A lot of the people who are angry about Girls seem to be angry about the entire premise of the show. The main character is an intern living a comfortable hipster life in New York on her parents’ dime. Some people seem genuinely enraged at the idea that a fictional middle-class 20-something aspiring writer could have problems or conflicts that are worthy of a TV show. You’re already dipping your toe into hypocritical waters if this is the basis of your criticism. (Unless you literally only watch very serious and educational documentaries about important world issues, in which case, I guess you get a pass.) Most TV is unabashedly shallow, mindless entertainment for and about people who have nothing even resembling real problems. So why the hell is Girls being singled out as indulgent and unrealistic?
Especially since I would also argue that Girls is not entirely mindless lady-fluff. Girls is painfully self-conscious. When Hannah turns up at her parents’ hotel room and proclaims that she is the voice of her generation and asks them to give her $1100 a month for the next two years so she can finish her book, that shit is hard to watch. It’s definitely not supposed to endear us to her character. That scene is a wry and hard-hitting comment on a privileged generation. We were raised to shoot for the stars and to believe that we are entitled to an unprecedented level of job satisfaction, while also paying our rent and drinking craft beers on the weekend. So we pissed around in university, studiously avoided acquiring any actual skills and now we can’t understand why no one want to pay us to tweet and read scripts all day. That’s the story of Hannah Horvath, and it’s by no means an unique one.
No mistake, Hannah is spoiled, entitled and delusional and so are her friends, to a greater or lesser extent. Girls acknowledges this, upfront and unflinchingly. I am an intern living in a big city with substantial financial aid from my parents while I try to figure out which career would make me the happiest. I know exactly how lucky and I have very little to complain about.
I’m going to hazard a guess that if you have the time and means to watch a show like Girls and the energy to expend forming angry opinions about it, which you then plaster all over the Internet, then you also have nothing to complain about. If you have ever bought a coffee while out and about, if you have a Netflix account, fancy cheese in the fridge, a few nice pairs of shoes, a smartphone, a tattoo or a record collection, you also have a level of privilege that the majority of people in this world will never experience. What’s more, you probably bitch just as much as the next person, about your job, your sex life, your bank account.
But you know what? That’s fine.

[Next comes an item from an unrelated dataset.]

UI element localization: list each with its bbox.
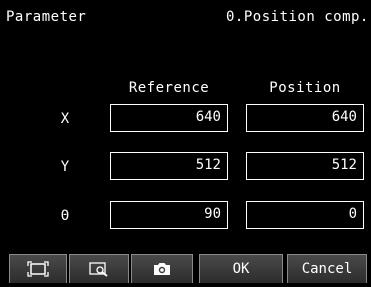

I even believe there is room for a timely, observant and well-written TV show about this.
The first two episodes have definitely made me more self-aware. They have made me go, “Holy crap, I hope I’m not that selfish/flaky/obnoxious!” They have also made me go, “Wow, this is a really apt and witty portrayal of my many feelings and interactions with other humans.” Sometimes it made me cringe right out of my skin, other times it made me clap my hands and yell “THAT!” (See point 5 above.) Dunham has a blunt self-effacing honesty and a real handle on the ridiculous bundle of contradictions that is being a recent college grad trying to figure out what the hell happens next. There is a baseline of sensitivity and affection for these girls, but I feel like our patience with them is going to be tested quite thoroughly. So I’m going to keep my eye on it. And hopefully find out what happens to me after my internship ends.
At the end of the day, at least Girls isn’t trying to pretend that it’s possible to live in New York with a designer shoe fetish and expensive cocktail addiction on the income from a single weekly column.